4) Fazla veya yersiz olarak tahsil edilen vergiler, fazla veya yersiz tahsilatın mükelleften kaynaklanması halinde düzeltmeye dair müracaat tarihi, diğer hallerde verginin tahsili tarihinden düzeltme fişinin mükellefe tebliğ edildiği tarihe kadar geçen süre için aynı dönemde 6183 sayılı Kanun’a göre belirlenen tecil faizi oranında hesaplanan faiz ile birlikte, 120’nci maddede yer alan düzeltme hükümlerine göre mükellefe red ve iade edilir.
5) Vergi kanunları uyarınca iadesi gereken vergilerin, ilgili mevzuatı gereğince mükellef tarafından tamamlanması gereken bilgi ve belgelerin tamamlandığı tarihi takip eden üç ay içinde iade edilmemesi halinde, bu tutarlara üç aylık sürenin sonundan itibaren düzeltme fişinin mükellefe tebliğ edildiği tarihe kadar geçen süre için aynı dönemde 6183 sayılı Kanun’a göre belirlenen tecil faizi oranında hesaplanan faiz, 120’ nci madde hükümlerine göre red ve iadesi gereken vergi ile birlikte mükellefe ödenir.
6. İhtirazı kayıtla beyan edilip ödendikten sonra yargı kararına göre iade edilip yine yargı kararı uyarınca tahsili gereken vergilere, iade tarihinden yargı kararının vergi dairesine tebliği tarihine kadar geçen süre için bu maddede yer alan esaslara göre 6183 sayılı Amme Alacaklarının Tahsil Usulü Hakkında Kanun’a göre belirlenen tecil faizi oranında gecikme faizi hesaplanır.

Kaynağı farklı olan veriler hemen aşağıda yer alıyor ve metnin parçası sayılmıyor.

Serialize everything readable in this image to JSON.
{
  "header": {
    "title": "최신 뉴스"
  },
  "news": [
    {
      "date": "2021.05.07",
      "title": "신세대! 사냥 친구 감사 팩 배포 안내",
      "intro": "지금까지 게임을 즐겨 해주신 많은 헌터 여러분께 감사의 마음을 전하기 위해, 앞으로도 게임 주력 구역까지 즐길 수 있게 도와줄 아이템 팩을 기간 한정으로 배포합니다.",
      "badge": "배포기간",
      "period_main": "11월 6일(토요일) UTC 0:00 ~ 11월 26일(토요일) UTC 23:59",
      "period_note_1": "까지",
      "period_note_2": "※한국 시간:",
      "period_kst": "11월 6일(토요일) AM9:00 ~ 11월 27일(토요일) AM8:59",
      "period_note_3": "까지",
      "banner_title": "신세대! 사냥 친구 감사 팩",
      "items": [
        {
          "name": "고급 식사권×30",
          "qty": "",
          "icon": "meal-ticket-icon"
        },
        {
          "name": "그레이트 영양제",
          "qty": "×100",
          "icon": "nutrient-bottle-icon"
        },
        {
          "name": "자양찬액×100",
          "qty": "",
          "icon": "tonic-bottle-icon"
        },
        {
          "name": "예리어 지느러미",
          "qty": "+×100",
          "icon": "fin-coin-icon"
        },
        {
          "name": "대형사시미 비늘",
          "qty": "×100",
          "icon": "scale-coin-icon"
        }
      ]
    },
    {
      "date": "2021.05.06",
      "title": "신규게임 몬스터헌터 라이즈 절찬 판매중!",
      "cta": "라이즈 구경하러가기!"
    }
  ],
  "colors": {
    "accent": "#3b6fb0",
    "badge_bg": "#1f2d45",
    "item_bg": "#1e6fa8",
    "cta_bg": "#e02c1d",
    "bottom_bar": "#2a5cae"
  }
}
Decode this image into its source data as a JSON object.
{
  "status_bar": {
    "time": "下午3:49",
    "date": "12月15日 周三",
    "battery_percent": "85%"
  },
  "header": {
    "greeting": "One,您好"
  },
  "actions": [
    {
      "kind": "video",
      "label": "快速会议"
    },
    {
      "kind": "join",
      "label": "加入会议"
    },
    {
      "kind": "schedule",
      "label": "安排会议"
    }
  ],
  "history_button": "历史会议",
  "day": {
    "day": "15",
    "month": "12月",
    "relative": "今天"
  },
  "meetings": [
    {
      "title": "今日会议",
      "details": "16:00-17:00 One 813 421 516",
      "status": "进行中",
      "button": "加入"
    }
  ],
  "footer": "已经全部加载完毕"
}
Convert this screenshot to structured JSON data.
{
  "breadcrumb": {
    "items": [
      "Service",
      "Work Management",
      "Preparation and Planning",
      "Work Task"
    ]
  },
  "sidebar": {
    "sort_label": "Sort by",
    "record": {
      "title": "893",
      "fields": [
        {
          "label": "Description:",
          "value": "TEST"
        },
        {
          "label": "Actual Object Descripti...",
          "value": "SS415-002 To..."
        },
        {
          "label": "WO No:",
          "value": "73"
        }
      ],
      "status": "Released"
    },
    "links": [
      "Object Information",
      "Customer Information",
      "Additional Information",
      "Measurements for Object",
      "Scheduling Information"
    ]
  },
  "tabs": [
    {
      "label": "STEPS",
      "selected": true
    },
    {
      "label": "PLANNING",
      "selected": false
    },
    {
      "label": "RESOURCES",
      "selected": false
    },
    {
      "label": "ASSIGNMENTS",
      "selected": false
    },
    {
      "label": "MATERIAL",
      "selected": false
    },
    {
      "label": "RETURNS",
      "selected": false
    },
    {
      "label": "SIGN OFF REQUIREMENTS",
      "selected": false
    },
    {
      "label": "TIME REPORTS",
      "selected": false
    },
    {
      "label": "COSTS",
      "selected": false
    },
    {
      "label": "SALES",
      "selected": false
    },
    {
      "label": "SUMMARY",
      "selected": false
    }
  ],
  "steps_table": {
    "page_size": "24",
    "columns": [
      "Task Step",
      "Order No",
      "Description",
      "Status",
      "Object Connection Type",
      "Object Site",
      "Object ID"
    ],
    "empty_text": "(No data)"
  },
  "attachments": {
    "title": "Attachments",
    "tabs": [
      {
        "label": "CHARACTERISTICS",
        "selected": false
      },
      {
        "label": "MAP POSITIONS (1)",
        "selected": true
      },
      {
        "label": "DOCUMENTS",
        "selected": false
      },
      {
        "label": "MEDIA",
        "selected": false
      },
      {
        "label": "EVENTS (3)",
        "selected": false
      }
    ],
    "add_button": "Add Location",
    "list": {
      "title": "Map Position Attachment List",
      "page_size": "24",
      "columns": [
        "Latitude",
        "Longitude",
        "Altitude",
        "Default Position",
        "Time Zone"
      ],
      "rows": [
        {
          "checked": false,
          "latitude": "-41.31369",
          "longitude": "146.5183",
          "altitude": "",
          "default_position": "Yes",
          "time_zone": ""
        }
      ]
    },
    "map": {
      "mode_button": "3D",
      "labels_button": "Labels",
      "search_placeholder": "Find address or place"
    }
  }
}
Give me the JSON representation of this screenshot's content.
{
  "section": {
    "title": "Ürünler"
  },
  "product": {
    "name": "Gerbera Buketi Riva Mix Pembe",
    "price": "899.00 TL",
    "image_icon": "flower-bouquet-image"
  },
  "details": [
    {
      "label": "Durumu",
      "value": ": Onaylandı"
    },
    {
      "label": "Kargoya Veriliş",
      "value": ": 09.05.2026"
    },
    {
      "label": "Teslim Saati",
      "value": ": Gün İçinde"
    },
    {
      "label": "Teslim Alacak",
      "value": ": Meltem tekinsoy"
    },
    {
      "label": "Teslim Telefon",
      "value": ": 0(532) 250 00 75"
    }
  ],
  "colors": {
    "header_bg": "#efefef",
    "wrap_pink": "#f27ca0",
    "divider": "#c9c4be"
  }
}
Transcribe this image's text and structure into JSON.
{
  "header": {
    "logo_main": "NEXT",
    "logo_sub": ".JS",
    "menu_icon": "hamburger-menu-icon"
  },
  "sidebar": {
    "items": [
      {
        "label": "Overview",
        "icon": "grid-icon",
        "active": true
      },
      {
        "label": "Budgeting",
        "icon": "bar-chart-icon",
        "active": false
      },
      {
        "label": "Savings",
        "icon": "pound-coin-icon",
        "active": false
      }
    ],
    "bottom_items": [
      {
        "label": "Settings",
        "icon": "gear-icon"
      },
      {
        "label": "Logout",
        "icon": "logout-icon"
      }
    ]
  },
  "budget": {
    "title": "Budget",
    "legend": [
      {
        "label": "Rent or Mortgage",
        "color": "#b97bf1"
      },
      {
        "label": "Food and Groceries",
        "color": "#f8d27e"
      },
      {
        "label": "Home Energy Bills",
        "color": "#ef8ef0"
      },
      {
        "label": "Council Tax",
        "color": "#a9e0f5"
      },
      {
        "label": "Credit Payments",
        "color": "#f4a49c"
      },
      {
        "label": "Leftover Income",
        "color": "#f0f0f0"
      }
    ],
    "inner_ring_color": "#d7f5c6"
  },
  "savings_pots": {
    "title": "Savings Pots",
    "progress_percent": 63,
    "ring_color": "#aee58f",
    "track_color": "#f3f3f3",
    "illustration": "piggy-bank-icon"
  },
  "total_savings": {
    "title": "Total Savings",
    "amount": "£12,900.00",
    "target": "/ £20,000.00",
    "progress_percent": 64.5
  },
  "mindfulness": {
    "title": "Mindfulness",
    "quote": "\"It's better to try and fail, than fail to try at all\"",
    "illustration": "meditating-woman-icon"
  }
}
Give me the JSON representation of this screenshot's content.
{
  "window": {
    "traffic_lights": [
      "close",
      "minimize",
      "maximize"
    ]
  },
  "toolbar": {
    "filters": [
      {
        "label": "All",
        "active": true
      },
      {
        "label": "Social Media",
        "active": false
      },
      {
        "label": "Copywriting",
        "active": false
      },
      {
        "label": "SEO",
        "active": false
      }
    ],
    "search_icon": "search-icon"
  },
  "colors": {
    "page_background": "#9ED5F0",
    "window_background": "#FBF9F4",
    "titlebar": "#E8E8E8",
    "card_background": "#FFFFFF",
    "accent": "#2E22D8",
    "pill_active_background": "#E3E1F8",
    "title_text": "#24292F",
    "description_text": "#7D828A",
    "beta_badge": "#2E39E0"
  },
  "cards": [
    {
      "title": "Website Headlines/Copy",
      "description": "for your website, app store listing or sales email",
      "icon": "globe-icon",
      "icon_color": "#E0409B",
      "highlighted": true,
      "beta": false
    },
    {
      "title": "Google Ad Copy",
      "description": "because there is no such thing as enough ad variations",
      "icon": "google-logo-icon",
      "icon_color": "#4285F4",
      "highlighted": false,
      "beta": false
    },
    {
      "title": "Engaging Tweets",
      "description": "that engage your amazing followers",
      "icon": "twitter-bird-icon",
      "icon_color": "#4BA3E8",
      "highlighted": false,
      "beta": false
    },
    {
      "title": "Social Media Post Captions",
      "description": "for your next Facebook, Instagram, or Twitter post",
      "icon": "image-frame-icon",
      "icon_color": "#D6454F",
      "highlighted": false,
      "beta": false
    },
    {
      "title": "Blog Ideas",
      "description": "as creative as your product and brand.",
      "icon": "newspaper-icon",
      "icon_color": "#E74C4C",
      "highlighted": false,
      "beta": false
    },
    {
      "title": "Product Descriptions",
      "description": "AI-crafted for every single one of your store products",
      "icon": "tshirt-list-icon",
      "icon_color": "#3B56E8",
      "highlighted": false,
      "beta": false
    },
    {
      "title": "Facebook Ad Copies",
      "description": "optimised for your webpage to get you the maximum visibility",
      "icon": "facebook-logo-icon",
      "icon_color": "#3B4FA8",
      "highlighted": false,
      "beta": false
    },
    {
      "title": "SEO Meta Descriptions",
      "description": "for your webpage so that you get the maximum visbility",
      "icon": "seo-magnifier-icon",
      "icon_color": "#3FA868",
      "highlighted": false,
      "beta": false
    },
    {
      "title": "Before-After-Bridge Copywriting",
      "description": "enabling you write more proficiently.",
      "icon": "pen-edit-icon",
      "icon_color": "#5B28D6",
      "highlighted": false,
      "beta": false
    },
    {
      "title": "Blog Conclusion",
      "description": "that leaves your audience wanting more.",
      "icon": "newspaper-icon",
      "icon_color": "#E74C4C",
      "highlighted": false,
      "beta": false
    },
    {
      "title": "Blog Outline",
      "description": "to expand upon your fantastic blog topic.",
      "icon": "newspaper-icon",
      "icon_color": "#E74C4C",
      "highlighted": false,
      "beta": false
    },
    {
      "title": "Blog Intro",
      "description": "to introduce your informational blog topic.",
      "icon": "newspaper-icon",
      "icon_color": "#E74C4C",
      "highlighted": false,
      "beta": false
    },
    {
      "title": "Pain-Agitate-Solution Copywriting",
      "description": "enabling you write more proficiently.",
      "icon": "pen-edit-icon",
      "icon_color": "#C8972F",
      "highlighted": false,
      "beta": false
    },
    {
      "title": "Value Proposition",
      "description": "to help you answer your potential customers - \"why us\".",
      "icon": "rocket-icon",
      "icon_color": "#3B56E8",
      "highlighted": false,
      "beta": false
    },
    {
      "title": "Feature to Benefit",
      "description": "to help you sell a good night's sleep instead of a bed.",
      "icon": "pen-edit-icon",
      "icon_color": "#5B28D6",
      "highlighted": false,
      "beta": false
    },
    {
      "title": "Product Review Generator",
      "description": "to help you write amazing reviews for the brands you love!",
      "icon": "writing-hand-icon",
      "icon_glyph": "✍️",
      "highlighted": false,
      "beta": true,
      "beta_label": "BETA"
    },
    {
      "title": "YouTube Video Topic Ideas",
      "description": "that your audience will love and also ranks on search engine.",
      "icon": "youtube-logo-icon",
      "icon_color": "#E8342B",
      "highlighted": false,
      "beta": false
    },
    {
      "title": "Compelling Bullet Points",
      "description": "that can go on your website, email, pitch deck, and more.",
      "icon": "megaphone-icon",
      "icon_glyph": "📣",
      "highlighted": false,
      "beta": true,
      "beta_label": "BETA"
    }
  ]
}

Anayasa Mahkemesi’nce iptal edilen hükümler
112’nci maddenin 4. fıkrası 4369 Sayılı Kanun’la 1.1.1999 tarihinden geçerli olmak üzere maddeye eklenmiştir. Hüküm şöyledir. “Fazla veya yersiz olarak tahsil edilen veya vergi kanunları uyarınca iadesi gereken vergilerin, ilgili mevzuat gereğince mükellef tarafından tamamlanması gereken bilgi ve belgelerin tamamlandığı tarihi takip eden üç ay içinde iade edilmemesi halinde, bu tutarlara üç aylık sürenin sonundan itibaren düzeltme fişinin mükellefe tebliğ edildiği tarihe kadar geçen süre için aynı dönemde 6183 Sayılı Kanun’a göre belirlenen tecil faizi oranında hesaplanan faiz, 120’nci madde hükümlerine göre red ve iadesi gereken vergi ile birlikte mükellefe ödenir.’’
Yukarıda yer alan fıkra hükmü aşağıdaki gerekçelerle Anayasa’ya aykırı bulunarak Anayasa Mahkemesi’nce 10.02. 2011 tarihinde iptal edilmiştir.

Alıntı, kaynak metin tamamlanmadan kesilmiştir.